07
「王様……?」
うずくまり、膝をついて震えている王にひのきの棒が戸惑いを見せる。
頬に一本引かれた傷が赤く滲んで端から血がつぅと伝った。
「王様」
「だ、だれっ」
か細く震えた、たどたどしい一言にひのきの棒は声を詰まらせる。目尻に涙を溜め、引きつった息でどうにか吸いながら王は言葉をこぼす。
「痛いっ、怖い、よ」
「え、王様、俺のことわかんないのか……?」
ぽろぽろと涙をこぼし初め、すぐに大声をあげて泣きだす王。その顔は蒼く、呼吸は過呼吸にように短い。

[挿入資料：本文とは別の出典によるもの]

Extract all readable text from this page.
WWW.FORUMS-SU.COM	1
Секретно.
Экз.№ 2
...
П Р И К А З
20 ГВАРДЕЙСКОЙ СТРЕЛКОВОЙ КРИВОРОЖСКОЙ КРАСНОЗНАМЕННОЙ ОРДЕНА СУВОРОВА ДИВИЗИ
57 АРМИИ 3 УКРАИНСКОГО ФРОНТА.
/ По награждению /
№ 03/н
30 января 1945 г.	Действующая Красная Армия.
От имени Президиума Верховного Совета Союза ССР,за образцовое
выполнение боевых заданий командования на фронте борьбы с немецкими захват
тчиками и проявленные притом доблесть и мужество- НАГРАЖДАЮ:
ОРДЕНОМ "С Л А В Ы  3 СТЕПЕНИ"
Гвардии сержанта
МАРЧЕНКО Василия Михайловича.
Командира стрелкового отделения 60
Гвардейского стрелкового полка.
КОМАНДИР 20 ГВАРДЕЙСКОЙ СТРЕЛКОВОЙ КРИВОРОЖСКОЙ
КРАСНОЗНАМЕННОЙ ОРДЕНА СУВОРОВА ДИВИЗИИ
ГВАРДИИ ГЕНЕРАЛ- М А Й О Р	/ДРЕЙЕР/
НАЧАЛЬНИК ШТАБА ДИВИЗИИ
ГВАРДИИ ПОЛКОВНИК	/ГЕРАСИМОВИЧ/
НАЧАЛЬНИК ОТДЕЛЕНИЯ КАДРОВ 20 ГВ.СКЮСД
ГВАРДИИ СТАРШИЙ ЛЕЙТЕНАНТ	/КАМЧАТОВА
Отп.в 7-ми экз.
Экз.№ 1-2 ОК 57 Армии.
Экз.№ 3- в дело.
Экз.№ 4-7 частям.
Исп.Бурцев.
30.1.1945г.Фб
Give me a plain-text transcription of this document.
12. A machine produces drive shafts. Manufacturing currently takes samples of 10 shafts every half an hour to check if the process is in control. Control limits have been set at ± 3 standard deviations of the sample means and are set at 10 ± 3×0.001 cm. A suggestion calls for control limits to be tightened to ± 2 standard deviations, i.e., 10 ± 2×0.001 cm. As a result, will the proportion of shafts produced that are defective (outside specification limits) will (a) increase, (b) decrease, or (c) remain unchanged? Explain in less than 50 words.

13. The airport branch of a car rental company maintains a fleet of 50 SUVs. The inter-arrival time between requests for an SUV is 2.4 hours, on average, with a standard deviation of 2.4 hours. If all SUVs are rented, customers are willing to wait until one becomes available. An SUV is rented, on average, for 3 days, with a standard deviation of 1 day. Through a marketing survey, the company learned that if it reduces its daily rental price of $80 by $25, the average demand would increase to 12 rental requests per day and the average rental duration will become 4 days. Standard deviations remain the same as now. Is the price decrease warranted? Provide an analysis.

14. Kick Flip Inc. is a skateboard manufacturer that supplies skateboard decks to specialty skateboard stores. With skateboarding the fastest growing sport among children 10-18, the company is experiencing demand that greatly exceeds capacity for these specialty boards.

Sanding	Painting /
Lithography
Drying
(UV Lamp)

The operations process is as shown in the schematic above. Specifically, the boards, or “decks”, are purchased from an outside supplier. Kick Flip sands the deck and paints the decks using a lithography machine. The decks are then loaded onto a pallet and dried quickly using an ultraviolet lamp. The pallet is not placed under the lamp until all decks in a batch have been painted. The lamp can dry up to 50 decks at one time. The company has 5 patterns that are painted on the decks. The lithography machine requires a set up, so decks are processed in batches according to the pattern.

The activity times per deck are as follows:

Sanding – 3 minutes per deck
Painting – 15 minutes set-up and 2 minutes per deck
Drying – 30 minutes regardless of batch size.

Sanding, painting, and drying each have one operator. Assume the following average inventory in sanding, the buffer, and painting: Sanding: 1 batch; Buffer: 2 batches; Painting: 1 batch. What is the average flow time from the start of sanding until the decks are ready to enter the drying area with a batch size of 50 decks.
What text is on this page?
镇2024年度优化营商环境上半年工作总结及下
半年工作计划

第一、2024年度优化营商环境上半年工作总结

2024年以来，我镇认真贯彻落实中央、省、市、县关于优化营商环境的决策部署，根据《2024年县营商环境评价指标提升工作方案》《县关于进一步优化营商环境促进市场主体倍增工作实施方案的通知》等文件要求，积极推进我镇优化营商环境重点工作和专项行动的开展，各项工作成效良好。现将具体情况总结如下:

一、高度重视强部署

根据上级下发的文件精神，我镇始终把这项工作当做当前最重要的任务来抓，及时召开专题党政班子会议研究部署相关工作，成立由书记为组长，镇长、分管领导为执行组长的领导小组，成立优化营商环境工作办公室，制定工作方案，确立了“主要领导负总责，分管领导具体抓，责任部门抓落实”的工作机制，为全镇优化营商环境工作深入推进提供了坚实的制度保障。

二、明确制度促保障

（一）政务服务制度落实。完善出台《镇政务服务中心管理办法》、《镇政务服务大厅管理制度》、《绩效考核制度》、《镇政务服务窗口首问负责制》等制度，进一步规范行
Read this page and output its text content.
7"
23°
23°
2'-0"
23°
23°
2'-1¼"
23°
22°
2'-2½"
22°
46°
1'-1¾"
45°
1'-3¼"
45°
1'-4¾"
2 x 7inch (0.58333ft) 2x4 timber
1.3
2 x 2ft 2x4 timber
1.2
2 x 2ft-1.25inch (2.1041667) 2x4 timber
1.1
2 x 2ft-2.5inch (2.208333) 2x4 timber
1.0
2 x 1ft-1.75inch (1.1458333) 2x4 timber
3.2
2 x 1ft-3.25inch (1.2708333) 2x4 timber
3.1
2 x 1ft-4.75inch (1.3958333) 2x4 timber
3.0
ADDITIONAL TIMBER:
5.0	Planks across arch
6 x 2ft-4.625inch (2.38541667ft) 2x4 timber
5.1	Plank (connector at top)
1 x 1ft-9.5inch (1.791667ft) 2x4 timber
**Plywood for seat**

しきりにやめて、痛い、と言う王。子供のように縮こまって震え、同じ言葉を繰り返すその姿にひのきの棒は言葉を失う。
「……水王、何しやがった」
水王は歪な笑みを浮かべて笑った。
「その程度の傷をつけただけだぜ?」
「じゃ、じゃあ何でっ」
ひのきの棒は水王に食って掛かるように問う。それを聞き、あざ笑う表情を浮かべ、水王はひのきの棒を大きな黄色く光る眼で見下ろした。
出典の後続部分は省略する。